“That’s the dance out of the way,” says John Hegley, having twirled his way jauntily onto the stage. Hegley is not a man you may naturally associate with live gyrations. Later in this show he instigates a sort of exclusive aural handshake with his fellow spectacle-wearers, and spits out a poem dissing those fashion slaves who sport contact lenses. That’s more like it. But there is further dancing to come.
His punters are chiefly here to hear poetry, really, but Hegley has been working comedy stages for several decades now, so he knows how to put on a show. The deadpan bard from Bedfordshire snaps us into action from verse one, a shanty about seabirds that involves more audience gestures than a children’s performance (he’s doing those up here, too). And why not?

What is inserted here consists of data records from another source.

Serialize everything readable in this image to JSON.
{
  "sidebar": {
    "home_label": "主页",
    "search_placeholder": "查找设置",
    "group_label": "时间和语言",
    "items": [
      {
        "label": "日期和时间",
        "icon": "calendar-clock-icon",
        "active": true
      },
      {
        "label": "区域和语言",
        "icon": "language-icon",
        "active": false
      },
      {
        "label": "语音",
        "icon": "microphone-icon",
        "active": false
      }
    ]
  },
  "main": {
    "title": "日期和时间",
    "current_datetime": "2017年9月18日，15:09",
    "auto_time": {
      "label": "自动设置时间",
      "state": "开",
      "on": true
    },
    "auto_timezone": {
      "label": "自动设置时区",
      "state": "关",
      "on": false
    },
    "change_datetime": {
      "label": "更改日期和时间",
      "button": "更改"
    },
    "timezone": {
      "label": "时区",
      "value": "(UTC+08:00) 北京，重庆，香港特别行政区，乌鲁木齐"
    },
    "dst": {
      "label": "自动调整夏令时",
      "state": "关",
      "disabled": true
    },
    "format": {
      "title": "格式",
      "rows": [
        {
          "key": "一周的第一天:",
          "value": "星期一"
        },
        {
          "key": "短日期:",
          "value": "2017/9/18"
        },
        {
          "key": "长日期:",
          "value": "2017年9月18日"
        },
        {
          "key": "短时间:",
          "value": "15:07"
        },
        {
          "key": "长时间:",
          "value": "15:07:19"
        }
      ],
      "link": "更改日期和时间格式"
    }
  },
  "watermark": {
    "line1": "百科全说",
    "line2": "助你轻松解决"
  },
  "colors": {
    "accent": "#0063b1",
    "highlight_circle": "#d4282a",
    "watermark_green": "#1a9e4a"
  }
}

Hegley gets higher-brow along the way, including several references to the great French composer Jean-Philippe Rameau; one musical moment actively references a Rameau movement. There are punky bits—his strumming is underrated—poignant family dramas, and a fair bit of singing. That’s invariably accompanied by the crowd-cum-choir, who he divvies into sections with military precision.
“You know what this is called?” he asks one of the chattier correspondents, while holding up what appears to be either a big ukulele or a small guitar. “It’s called Steve.”
Hegley is one of our less-lauded literary legends. Eventually they’ll erect a bespectacled statue in Luton town centre, but for now we can appreciate his enduringly well-crafted onstage efforts, via the more useful methods of clapping and cash.